Une technique normale pour l’époque. Utilisée fréquemment, sans incident.
C’est l’interrogatoire des prévenus qui a constitué l’essentiel des débats, jeudi, lors du procès des trois ex-gendarmes et de deux de leurs supérieurs qui répondent du décès par asphyxie de Sémira Adamu. Chacun d’eux a donné sa version sur le déroulement exact des faits lors de ce tragique 22 septembre 1998.
Danny Cr., l’homme qui a appliqué le coussin sur le visage de Sémira, a souligné la passivité de la jeune femme jusqu’à sa montée dans l’avion. Là, dès que les premiers passagers ont commencé à embarquer, elle a commencé à élever la voix, à crier et à chanter. Cela n’a pas duré longtemps. Nous sommes tout de suite intervenus. Pourquoi tant de hâte ?, interroge le président. Pour éviter qu’elle n’importune trop les passagers.
Danny Cr. assure ne pas avoir pressé le coussin sur le nez de Sémira. Le coussin est constamment resté contre son visage, admet-il cependant. Mais la pression a changé au fil des minutes.
Le prévenu s’est encore exprimé sur les circonstances entourant cette expulsion. C’était en effet la sixième fois que l’on tentait de ramener Sémira en Afrique. On nous a dit : elle doit réussir. C’est la tentative de la dernière chance. Donc, d’une certaine manière, il y avait une pression.
Johnny P. confirme les propos de son collègue. Quand les passagers sont entrés, elle a commencé à crier fort. Comment se fait-il que les membres de l’équipage Sabena n’aient rien entendu ?, interroge le président. La musique s’était mise en route, indique Johnny P.
Quelques minutes après avoir été maîtrisée par les gendarmes, Sémira défèque. C’est à ce moment qu’a dû commencer le coma, indiquait mercredi le médecin légiste. Les prévenus ont, eux, interprété cela comme une ultime tentative de la jeune fille d’échapper à son expulsion.
Danny Cl., le troisième ex-gendarme, était le plus expérimenté du groupe en matière de rapatriements. Je tenais les mains de Sémira, a-t-il expliqué. Après quelques minutes, je les ai senties faibles, j’ai donc proposé qu’on la redresse. C’est là que l’état irréversible de la jeune femme a été découvert. Aucun des trois protagonistes n’avait jusque-là remarqué quoi que ce soit d’anormal.
Les ex-gendarmes ont tous trois souligné qu’ils avaient manqué de formation pratique dans la « technique du coussin ». La formation, c’était en fait accompagner une équipe de rapatriement et observer l’application de la technique du coussin, a indiqué Danny Cr.

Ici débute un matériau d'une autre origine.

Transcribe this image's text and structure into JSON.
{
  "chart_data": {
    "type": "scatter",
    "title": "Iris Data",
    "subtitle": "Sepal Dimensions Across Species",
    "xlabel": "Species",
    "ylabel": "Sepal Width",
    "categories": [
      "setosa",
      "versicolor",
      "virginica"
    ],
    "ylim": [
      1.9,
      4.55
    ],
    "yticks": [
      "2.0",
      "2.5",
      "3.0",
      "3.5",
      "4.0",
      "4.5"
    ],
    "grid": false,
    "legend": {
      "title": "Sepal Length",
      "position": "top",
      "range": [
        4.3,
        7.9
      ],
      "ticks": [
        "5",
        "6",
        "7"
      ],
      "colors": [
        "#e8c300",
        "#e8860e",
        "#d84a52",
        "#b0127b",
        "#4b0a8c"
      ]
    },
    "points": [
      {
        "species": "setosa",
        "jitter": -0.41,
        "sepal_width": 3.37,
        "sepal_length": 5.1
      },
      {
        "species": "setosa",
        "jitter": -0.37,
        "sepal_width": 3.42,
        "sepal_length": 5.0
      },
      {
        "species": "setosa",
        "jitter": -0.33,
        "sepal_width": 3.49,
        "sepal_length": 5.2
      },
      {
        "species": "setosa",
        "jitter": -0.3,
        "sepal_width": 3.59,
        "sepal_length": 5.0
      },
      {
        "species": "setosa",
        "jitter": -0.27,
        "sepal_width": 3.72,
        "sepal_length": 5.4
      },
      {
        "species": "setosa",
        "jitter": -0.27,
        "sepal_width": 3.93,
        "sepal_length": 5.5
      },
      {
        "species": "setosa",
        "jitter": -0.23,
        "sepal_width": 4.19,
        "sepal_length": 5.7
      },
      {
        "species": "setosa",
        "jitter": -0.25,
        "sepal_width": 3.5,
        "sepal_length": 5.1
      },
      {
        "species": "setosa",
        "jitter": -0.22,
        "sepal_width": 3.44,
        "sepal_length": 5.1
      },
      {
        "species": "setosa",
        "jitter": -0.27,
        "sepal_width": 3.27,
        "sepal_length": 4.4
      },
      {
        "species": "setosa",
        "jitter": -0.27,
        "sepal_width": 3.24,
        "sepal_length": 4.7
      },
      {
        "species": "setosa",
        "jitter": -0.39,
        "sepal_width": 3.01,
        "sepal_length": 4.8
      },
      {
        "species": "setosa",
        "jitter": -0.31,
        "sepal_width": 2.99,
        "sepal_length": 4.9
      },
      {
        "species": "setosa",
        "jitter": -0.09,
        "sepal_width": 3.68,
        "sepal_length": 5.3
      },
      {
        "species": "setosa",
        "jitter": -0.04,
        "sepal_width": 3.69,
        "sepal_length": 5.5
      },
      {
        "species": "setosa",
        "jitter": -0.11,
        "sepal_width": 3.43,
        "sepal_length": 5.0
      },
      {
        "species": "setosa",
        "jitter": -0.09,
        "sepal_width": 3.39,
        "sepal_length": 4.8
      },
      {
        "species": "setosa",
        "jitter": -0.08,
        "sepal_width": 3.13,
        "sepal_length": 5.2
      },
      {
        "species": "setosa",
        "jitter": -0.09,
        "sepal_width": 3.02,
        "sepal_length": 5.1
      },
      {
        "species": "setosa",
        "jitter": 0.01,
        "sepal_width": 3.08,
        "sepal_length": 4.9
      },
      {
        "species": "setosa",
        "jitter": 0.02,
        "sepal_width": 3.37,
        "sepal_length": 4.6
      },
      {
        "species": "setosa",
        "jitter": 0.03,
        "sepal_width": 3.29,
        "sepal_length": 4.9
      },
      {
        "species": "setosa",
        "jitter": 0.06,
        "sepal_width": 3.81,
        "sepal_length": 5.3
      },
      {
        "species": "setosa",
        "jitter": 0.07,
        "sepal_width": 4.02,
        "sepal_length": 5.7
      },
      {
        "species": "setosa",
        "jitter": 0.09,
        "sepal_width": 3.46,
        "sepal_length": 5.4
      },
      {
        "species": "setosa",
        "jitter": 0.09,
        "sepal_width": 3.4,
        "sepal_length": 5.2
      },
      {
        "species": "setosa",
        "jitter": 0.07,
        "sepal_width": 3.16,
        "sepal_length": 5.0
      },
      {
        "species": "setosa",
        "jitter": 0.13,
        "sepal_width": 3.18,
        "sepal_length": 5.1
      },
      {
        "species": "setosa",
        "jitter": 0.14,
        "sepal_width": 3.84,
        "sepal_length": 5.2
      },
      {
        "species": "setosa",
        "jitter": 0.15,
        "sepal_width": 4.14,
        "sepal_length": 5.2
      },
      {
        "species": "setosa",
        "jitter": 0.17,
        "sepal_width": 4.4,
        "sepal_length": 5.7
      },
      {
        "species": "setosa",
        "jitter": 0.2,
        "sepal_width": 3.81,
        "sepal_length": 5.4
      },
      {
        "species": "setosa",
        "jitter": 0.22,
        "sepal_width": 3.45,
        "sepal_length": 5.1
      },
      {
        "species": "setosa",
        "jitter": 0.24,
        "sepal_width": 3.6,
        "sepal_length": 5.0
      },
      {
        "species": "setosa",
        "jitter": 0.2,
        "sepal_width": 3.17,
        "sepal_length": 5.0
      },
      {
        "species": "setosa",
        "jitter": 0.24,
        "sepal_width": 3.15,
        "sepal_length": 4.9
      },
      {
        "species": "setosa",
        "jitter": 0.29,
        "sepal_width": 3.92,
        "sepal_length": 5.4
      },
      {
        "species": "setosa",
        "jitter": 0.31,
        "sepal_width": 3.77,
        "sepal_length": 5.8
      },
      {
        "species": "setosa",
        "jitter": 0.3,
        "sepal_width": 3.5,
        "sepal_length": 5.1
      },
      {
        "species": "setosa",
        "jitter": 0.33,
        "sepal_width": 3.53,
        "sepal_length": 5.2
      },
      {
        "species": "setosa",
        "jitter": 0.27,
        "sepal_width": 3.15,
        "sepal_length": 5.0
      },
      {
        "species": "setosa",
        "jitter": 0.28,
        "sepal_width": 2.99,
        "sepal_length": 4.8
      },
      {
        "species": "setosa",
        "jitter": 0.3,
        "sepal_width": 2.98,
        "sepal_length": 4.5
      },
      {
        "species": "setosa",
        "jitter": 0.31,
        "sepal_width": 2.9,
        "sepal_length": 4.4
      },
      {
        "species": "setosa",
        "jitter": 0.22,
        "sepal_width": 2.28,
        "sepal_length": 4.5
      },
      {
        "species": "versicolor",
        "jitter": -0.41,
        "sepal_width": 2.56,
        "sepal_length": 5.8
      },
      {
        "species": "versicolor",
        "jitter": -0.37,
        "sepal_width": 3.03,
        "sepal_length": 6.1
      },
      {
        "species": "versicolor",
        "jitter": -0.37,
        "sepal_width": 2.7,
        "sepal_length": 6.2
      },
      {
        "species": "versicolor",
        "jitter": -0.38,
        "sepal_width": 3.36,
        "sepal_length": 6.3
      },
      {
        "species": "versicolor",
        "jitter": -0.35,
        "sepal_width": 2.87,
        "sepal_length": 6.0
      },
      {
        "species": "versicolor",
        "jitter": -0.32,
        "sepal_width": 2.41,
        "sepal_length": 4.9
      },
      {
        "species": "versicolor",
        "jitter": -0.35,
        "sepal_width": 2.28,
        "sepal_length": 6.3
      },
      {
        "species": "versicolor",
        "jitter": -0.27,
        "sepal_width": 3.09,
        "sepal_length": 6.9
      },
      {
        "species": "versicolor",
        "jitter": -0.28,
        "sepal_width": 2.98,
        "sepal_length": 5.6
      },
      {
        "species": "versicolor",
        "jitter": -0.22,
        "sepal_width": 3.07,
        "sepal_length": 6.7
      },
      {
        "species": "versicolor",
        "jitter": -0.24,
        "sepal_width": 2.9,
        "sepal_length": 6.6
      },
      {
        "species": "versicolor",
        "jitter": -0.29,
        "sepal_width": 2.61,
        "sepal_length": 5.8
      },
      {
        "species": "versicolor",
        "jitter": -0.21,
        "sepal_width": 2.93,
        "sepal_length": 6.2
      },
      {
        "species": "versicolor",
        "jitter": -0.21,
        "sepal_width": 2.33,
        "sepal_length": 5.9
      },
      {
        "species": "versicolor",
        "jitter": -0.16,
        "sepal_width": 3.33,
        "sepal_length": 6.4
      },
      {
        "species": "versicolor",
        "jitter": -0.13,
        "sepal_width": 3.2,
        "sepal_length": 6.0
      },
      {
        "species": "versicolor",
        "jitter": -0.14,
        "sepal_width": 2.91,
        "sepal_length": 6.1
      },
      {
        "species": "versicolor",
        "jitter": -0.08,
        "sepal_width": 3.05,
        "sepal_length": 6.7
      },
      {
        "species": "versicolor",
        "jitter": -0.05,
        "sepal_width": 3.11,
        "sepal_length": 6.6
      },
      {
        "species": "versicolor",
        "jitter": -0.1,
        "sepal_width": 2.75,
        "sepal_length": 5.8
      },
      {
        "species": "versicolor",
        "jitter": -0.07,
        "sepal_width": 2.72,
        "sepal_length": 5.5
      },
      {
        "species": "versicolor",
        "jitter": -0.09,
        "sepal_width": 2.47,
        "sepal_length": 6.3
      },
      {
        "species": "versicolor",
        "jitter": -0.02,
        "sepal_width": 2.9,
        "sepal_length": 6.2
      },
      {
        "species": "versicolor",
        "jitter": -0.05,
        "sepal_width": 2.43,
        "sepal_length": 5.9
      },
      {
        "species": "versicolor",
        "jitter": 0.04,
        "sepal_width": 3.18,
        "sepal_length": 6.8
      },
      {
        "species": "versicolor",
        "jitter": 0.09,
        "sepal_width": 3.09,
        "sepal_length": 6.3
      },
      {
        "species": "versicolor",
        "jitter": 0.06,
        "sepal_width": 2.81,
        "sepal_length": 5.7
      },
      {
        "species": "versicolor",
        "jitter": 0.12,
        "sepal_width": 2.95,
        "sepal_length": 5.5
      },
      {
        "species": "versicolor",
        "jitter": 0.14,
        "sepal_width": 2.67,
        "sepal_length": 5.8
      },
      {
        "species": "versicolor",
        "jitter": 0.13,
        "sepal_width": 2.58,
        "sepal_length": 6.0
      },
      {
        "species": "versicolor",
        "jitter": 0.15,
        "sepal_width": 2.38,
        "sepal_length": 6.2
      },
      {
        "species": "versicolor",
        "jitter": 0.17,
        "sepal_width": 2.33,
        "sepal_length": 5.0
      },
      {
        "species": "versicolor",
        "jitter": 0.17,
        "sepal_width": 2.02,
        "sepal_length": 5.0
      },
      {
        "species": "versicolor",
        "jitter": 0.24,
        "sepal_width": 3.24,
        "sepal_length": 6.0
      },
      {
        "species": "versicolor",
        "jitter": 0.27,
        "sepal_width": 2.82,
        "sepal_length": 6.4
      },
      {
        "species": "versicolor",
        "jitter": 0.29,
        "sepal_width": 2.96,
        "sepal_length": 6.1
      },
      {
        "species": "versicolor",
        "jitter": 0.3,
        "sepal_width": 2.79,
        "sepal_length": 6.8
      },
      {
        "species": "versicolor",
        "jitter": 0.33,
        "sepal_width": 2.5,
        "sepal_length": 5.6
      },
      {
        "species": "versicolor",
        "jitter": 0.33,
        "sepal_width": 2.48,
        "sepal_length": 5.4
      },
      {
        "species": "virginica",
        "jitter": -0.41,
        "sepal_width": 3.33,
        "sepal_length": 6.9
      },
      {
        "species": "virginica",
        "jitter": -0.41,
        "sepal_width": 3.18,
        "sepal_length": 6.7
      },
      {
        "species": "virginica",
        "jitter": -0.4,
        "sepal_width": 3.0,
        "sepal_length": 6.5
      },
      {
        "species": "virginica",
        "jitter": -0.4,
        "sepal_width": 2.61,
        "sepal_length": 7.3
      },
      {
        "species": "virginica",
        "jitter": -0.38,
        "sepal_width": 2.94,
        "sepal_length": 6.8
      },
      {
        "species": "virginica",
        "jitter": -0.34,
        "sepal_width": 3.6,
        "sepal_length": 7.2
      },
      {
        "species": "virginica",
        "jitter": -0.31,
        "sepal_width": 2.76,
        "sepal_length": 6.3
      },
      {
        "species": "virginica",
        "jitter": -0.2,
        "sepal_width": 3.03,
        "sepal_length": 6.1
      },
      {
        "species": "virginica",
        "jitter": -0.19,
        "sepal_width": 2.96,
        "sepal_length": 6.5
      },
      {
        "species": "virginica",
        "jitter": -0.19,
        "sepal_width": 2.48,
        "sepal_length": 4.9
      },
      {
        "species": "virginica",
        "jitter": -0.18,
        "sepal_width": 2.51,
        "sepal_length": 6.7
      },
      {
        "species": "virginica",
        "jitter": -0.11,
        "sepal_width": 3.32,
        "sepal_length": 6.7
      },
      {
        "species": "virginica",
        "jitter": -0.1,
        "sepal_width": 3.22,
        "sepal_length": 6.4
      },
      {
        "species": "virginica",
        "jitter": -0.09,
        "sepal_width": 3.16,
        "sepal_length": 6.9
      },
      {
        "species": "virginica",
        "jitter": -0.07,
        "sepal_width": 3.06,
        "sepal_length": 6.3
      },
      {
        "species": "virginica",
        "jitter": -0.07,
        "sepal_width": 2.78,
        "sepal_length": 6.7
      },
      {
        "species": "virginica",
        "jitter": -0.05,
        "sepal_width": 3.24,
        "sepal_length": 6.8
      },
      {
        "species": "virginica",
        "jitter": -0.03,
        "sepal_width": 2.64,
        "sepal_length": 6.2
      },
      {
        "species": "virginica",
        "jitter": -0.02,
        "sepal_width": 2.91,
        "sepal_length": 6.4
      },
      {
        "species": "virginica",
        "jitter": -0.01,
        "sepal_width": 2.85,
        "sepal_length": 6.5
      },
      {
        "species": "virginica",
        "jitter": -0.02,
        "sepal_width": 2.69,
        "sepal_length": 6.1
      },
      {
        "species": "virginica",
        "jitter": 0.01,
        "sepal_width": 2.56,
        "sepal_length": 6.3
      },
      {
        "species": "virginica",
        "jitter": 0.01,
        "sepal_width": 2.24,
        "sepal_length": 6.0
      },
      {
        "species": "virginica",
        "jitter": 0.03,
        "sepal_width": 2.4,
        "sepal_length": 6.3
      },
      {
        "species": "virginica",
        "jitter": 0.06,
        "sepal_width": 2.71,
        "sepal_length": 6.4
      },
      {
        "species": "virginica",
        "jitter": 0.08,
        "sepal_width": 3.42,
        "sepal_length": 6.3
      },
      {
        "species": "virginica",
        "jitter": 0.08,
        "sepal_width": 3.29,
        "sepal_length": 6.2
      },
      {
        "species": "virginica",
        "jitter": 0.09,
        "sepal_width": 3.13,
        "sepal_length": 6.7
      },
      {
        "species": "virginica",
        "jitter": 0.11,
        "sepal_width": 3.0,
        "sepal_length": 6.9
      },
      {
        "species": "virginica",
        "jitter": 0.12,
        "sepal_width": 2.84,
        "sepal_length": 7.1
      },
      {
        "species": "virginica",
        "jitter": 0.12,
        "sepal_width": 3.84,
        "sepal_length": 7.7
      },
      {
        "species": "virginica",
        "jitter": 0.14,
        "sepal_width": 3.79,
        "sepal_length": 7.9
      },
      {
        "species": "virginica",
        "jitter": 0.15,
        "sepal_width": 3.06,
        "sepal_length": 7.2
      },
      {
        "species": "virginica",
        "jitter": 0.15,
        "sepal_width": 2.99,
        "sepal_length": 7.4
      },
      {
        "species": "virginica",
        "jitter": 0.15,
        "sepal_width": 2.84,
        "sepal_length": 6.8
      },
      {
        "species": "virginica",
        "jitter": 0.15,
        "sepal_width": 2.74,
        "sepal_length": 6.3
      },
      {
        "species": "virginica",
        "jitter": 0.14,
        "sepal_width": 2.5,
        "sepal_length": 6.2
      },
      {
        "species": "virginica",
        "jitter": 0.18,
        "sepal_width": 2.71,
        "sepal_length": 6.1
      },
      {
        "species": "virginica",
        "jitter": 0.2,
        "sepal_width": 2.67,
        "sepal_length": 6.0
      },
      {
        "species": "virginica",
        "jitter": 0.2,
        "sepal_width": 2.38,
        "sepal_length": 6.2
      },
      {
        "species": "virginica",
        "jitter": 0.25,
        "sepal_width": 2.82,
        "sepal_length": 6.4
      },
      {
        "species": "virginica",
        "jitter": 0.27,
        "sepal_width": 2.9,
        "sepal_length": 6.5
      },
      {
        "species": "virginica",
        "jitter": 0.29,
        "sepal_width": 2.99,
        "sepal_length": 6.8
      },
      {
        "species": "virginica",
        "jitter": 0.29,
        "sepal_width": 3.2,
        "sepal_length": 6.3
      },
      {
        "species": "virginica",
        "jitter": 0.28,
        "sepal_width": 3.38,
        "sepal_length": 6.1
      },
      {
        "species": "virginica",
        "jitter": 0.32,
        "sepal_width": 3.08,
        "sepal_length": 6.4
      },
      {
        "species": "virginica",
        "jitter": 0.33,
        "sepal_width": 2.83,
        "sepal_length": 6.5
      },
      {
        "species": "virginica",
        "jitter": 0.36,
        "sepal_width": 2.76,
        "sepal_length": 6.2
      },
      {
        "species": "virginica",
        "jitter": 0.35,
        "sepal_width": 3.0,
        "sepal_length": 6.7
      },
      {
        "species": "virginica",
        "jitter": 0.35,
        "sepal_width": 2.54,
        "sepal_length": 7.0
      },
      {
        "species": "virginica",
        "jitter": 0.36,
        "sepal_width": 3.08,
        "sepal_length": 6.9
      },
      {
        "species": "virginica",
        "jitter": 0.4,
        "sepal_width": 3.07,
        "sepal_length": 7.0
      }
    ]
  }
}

Capitaine responsable du contrôle des frontières au moment des faits, Marc V. était présent dans l’avion. Je savais qui était Sémira Adamu avant ce jour-là, explique-t-il. Je l’avais déjà vue lors de son avant-dernière tentative d’expulsion, fin juillet 98. J’avais été appelé dans l’avion où elle avait embarqué, pour une bagarre. Elle hurlait et essayait de mordre. Elle est donc descendue de l’avion.
L’homme reconnaît qu’il savait qu’une attention particulière était portée à cette dernière tentative de rapatriement. Mais sans parler de pression. Son expulsion ne pouvait plus être retardée, indique-t-il. Selon la législation en vigueur alors, la présence d’un demandeur d’asile dans un centre fermé pouvait être prolongée de deux mois en deux mois. Mais pas indéfiniment. Pour Sémira, le délai de rapatriement arrivait à son terme.
La technique du coussin, il l’avait déjà vu appliquer. Elle avait déjà été souvent utilisée. Des dizaines de fois, et parfois plus longtemps que pour Sémira. Sans aucun problème. A cette époque, ce n’était pas anormal. Le manque de formation des gendarmes à cette technique est dû, selon lui, à un manque de personnel et de moyens.
Lise Thiry, la marraine de Sémira en Belgique a ensuite rappelé la farouche volonté de la Nigériane de s’installer chez nous. Après la quatrième tentative d’expulsion, elle m’a appelée, livre-t-elle. Elle m’a dit : « Ils ont tenté de m’étouffer avec un coussin. Il y aura des morts à Zaventem ».